The hat looked so much better with a black background as this restored the vibrancy of the Mirrie Dancers. The crown knitting was uneventful, I loved the effect given. I knitted the rib downwards again altering the pattern to give what I have began to call my rib. This was first used with the Croft house Wool Week hat in hand dyed meadowsweet yarns (4). Initially I cast off the rib super loosely but it turned out to be too loose so I had to carefully take that out ....black yarn is not good for my eyes and in fact just used a plain rib cast off but on a bigger needle size.
The completed rib
The full hat will be unveiled at the opening ceremony for Wool Week 2018 where M will wear the hat.

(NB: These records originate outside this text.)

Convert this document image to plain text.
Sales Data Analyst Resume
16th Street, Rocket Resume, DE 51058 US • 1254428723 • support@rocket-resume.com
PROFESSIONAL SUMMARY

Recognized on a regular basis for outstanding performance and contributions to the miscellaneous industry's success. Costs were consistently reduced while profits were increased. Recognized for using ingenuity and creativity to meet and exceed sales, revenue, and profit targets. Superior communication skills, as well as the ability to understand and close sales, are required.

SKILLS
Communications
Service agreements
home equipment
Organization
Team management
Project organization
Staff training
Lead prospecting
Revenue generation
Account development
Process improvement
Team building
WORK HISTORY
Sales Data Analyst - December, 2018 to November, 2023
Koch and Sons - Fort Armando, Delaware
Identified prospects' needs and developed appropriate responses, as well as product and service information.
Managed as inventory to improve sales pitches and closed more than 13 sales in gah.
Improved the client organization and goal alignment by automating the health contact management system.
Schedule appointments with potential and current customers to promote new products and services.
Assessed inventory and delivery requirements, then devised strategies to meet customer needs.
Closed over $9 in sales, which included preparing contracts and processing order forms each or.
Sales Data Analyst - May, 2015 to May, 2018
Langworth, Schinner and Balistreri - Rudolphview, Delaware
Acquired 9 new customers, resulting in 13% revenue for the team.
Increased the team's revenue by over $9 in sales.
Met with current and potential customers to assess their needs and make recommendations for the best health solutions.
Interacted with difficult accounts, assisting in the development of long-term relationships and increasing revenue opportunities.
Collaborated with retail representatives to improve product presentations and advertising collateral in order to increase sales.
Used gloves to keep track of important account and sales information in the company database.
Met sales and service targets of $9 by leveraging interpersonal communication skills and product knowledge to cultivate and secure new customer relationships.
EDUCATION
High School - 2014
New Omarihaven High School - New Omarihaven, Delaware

.... and now for my version...... however I so love this there may just be a matching pair.
- The pattern is available from Shetland Wool Week web site and is free during this year. You are welcome to knit one but not to sell.
- Pictures of this are on the ‘landing page’ of my website http://www.janetmajorimage.co.uk/index.htm which shows a selection of photos from sheep to skirt
- Dpns - double pointed knitting needles. I prefer these to circular ones and knit in the round with 3 needles and a knitting belt. The method being perfected following classes with Hazel Tindall and also with Amanda Pottinger and Janet Irvine (from Whalsay) in classes in previous years with Shetland Wool Week.